Формально имя – не более чем набор звуков, которым тебя наделяют при рождении, чтобы отличать от других.
В этом нет ничего необычного, имена есть у всех. Причем у некоторых они такие же, как у тебя, у твоих тезок. Но ты еще юн и потому тянешься за остальными, увлекаясь кличками и прозвищами, не понимая, что имя – само по себе ценно, что оно уникально, даже если у тебя есть тезки, что духовным смыслом и весом оно наполняется лишь с течением времени. Иногда на это уходит целая жизнь, а порой, и целой жизни для этого мало.
И тогда человек уходит в небытие таким же, каким пришел в жизнь – безымянным.
Пока ты мальчишка, пока живешь «во дворе», прозвище для тебя – все. Или почти все. Иногда оно и есть истинное звание, отражающее и вмещающее признание твоих достоинств или недостатков.
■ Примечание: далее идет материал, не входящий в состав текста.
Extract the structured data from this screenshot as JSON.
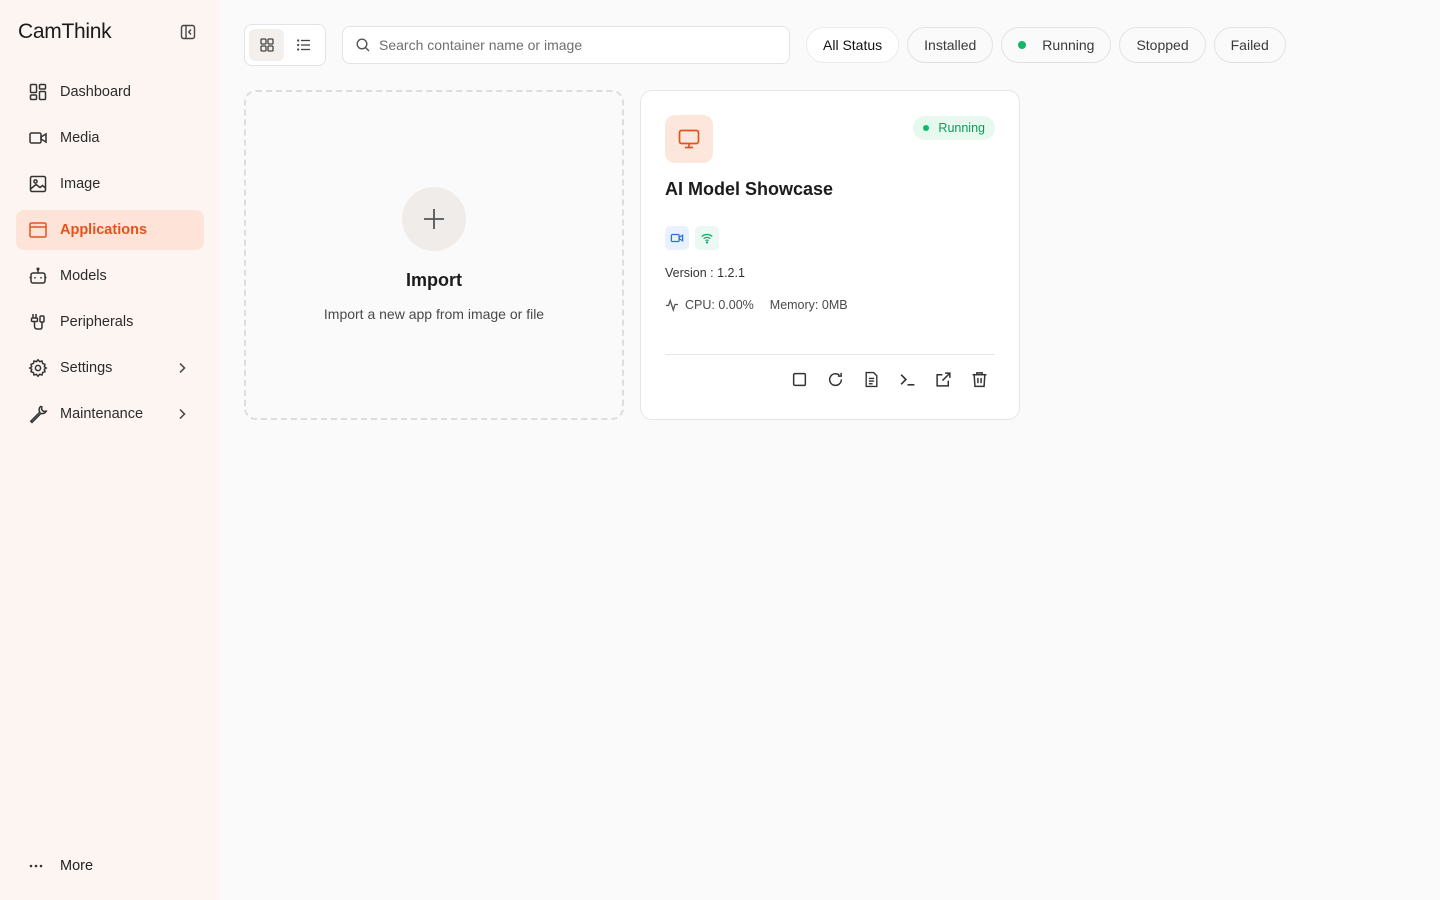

В нем выражена не только вся твоя индивидуальность, но и отношение к тебе твоего окружения. Прозвище надо заслужить. Самые лучшие – индивидуальные. Штампы вроде «Очкарик», «Зануда» или «Ботаник» из уст шпаны звучат не лучше, чем клички дворовых собак.
В нашей школе прозвища были у всех разные по своему потаенному смыслу. У кого-то они были обидные, у кого-то героические, суть не в том – главное, что они были у всех, кроме меня. И это меня угнетало. Сейчас то давнее ощущение какой-то несправедливости, недооценки ушло. Напротив, я бы, пожалуй, даже обиделся, прилепи мне коллеги по работе какую-нибудь кличку. Все-таки есть в этом что-то животное.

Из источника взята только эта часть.